Q: Are patients with antiphospholipid antibodies always symptomatic?

A: Patients who are positive for antiphospholipid antibodies may present with no related symptoms. Such patients are usually identified during an evaluation for systemic autoimmune diseases, early miscarriages, an elevated activated partial-thromboplastin time (aPTT), or a false positive result of a syphilis test.

Q: Is the diagnosis of the antiphospholipid syndrome established when antiphospholipid antibodies are identified?

A: The diagnosis of the antiphospholipid syndrome requires positive antiphospholipid-antibody tests; however, not every positive test has diagnostic importance. The diagnosis should be considered in patients with persistent, moderate-to-high-risk antiphospholipid-antibody profiles (tested with validated methods) and in patients with any antiphospholipid-antibody–related finding.

Morning Report Questions

Q: What clinical findings suggest that antiphospholipid antibodies may be present?

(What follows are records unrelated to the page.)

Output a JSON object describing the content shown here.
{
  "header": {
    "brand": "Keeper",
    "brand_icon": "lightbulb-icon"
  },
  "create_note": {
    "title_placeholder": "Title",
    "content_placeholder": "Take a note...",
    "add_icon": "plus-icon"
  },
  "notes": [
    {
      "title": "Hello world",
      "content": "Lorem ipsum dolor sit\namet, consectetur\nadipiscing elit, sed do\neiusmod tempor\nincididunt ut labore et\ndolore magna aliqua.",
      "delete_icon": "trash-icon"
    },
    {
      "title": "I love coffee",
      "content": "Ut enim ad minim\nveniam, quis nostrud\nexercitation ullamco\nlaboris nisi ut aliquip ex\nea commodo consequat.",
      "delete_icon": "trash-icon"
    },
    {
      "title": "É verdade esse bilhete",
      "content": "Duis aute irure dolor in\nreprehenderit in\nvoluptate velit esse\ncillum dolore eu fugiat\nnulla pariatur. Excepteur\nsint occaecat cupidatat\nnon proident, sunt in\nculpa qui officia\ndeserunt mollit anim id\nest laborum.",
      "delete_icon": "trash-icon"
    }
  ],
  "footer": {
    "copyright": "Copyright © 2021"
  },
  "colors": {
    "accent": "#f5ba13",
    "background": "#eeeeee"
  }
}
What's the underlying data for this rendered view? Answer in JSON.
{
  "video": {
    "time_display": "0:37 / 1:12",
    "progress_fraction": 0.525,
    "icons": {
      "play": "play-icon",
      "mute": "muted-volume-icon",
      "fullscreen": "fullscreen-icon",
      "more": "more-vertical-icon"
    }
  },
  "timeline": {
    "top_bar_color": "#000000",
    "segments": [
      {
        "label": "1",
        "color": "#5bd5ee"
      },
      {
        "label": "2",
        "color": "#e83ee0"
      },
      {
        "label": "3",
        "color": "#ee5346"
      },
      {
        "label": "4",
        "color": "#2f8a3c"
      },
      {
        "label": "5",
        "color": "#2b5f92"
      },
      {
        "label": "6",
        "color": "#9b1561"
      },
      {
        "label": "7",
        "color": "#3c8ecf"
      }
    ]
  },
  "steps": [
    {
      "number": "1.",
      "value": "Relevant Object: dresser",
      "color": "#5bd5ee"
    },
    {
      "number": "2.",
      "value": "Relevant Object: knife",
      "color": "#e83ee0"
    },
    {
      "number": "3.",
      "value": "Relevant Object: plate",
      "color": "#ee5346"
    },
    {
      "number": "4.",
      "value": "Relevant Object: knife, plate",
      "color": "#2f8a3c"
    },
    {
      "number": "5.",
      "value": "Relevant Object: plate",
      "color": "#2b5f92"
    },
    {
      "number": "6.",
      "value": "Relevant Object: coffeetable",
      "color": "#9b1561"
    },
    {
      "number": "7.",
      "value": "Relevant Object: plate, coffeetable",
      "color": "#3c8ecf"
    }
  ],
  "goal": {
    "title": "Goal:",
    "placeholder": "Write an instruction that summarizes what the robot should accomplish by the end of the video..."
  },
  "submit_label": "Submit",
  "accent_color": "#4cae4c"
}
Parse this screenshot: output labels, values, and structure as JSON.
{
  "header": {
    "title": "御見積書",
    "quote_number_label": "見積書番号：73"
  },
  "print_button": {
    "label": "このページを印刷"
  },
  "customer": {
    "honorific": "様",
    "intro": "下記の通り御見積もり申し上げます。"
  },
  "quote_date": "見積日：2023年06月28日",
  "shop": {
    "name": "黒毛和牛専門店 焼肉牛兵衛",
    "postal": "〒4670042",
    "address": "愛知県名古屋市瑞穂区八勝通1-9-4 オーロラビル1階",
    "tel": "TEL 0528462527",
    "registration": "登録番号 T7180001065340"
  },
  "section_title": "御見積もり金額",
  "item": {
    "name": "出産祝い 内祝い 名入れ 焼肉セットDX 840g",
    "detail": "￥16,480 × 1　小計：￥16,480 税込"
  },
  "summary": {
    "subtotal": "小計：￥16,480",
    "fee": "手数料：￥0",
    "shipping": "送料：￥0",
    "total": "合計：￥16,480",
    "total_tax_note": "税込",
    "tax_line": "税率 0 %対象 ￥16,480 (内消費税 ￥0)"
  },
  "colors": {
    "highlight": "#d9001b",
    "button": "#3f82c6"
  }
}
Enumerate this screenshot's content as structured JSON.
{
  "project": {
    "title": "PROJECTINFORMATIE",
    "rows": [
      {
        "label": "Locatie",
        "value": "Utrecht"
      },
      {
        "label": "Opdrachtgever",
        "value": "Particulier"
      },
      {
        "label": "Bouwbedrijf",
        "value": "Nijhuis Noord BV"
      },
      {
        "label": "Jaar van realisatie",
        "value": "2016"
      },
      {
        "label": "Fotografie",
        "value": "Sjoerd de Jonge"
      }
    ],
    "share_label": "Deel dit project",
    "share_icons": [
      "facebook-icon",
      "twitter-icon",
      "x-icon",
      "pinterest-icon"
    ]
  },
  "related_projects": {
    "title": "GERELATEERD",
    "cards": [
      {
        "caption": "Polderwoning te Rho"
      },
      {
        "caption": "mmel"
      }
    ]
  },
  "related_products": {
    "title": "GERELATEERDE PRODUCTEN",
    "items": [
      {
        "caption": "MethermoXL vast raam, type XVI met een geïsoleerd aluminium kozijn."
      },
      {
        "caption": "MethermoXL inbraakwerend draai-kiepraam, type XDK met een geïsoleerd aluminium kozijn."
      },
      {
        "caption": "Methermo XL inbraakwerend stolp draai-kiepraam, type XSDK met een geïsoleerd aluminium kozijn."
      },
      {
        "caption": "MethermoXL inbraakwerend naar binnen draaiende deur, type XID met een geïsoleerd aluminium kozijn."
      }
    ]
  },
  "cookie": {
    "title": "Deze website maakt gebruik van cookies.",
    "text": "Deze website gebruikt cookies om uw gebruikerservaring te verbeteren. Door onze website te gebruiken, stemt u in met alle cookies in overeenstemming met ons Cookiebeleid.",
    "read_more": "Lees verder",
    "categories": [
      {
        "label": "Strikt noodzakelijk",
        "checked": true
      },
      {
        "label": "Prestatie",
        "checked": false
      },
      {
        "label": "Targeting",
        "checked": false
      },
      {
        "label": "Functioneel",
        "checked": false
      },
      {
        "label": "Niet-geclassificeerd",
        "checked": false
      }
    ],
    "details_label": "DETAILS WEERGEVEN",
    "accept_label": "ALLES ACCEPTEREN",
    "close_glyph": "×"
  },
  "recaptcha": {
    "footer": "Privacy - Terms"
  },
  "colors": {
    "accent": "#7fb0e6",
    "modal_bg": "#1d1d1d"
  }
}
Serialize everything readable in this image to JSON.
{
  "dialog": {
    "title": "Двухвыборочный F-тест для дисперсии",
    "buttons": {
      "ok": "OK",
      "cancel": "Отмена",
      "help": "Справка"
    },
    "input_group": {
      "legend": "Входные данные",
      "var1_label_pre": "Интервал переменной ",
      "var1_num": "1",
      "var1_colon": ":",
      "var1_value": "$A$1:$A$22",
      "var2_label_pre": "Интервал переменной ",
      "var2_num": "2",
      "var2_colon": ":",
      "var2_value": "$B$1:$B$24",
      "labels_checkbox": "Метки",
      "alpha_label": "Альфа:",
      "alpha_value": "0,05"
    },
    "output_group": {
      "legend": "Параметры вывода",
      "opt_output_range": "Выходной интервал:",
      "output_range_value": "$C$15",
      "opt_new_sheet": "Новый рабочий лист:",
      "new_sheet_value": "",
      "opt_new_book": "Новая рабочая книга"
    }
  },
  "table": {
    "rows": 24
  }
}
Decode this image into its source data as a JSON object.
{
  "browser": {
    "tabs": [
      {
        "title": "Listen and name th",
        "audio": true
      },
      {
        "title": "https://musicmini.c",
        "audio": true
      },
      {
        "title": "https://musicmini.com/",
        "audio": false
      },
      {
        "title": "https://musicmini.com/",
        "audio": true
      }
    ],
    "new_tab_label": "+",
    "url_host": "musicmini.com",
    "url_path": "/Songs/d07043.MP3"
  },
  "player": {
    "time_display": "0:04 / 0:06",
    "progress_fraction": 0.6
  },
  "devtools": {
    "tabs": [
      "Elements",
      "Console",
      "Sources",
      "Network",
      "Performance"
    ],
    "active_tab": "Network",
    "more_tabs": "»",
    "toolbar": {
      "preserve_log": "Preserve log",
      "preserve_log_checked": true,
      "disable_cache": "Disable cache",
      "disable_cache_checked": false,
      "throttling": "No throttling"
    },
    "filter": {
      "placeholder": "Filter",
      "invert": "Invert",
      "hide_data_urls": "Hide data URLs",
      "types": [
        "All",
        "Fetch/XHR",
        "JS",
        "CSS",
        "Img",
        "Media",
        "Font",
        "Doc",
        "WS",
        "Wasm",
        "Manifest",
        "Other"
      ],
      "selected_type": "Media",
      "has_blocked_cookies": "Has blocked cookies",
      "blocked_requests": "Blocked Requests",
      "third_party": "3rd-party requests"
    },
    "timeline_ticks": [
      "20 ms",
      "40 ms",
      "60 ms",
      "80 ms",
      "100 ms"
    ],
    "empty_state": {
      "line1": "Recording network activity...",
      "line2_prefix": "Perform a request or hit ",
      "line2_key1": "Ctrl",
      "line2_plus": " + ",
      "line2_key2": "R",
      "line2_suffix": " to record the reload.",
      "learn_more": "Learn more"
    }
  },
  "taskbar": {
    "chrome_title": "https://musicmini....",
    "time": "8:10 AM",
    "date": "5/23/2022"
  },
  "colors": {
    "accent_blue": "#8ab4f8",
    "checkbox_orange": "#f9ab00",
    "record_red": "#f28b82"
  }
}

A: Stroke and transient ischemic attack are the most common arterial events in patients with the antiphospholipid syndrome. Patients with venous thromboembolism most commonly present with lower-extremity deep-vein thrombosis, pulmonary embolism, or both. Antiphospholipid-antibody–related complications of pregnancy generally develop after 10 weeks of gestation; losses before 10 weeks, especially if not recurrent, would more commonly be attributed to chromosomal defects. Antiphospholipid-antibody positivity should be included in the differential diagnosis if a patient presents with thrombosis at a young age, with an unusual site of or recurrent thrombosis, with late pregnancy loss, with early or severe preeclampsia, or with the HELLP syndrome (characterized by hemolysis, elevated liver-enzyme levels, and low platelet counts). When combined with thrombosis or obstetrical complications, the following clinical findings may be a clue that a patient has the antiphospholipid syndrome: livedo, signs or symptoms of another systemic autoimmune disease, unexplained prolongation of the aPTT, or mild thrombocytopenia. Severe thrombocytopenia (platelet count, <20,000 per cubic millimeter) is rare and should prompt the clinician to consider other causes of a low platelet count.

Q: What are some of the recommendations for the prevention and treatment of venous thrombosis due to the antiphospholipid syndrome?

A: The use of low-dose aspirin for primary thrombosis prevention is controversial, given the low quality of evidence and lack of prospective data documenting that this strategy is effective. For patients with the antiphospholipid syndrome defined by venous thrombosis, initial therapy with unfractionated or low-molecular-weight heparin, followed by long-term anticoagulant therapy with a vitamin K antagonist such as warfarin (target international normalized ratio [INR], 2 to 3), is recommended. For most patients with persistent antiphospholipid antibodies and otherwise unprovoked venous thromboembolism, discontinuation of anticoagulant therapy would be associated with an unacceptably high risk of recurrent thrombosis. However, the benefit of prolonged anticoagulation is less certain in patients who are positive for antiphospholipid antibodies and in whom thrombosis was provoked — for example, by a surgical procedure — and in patients with laboratory tests for antiphospholipid antibodies that become negative over time. Recurrent venous thrombosis despite warfarin use is a well-recognized complication of the antiphospholipid syndrome. There is no high-quality evidence to support any particular management strategy when warfarin therapy fails despite a therapeutic INR, but options include higher-intensity warfarin therapy (target INR, 3 to 4); the addition of low-dose aspirin, hydroxychloroquine, or a statin; use of a different anticoagulant, such as low-molecular-weight heparin; and a combination of these approaches.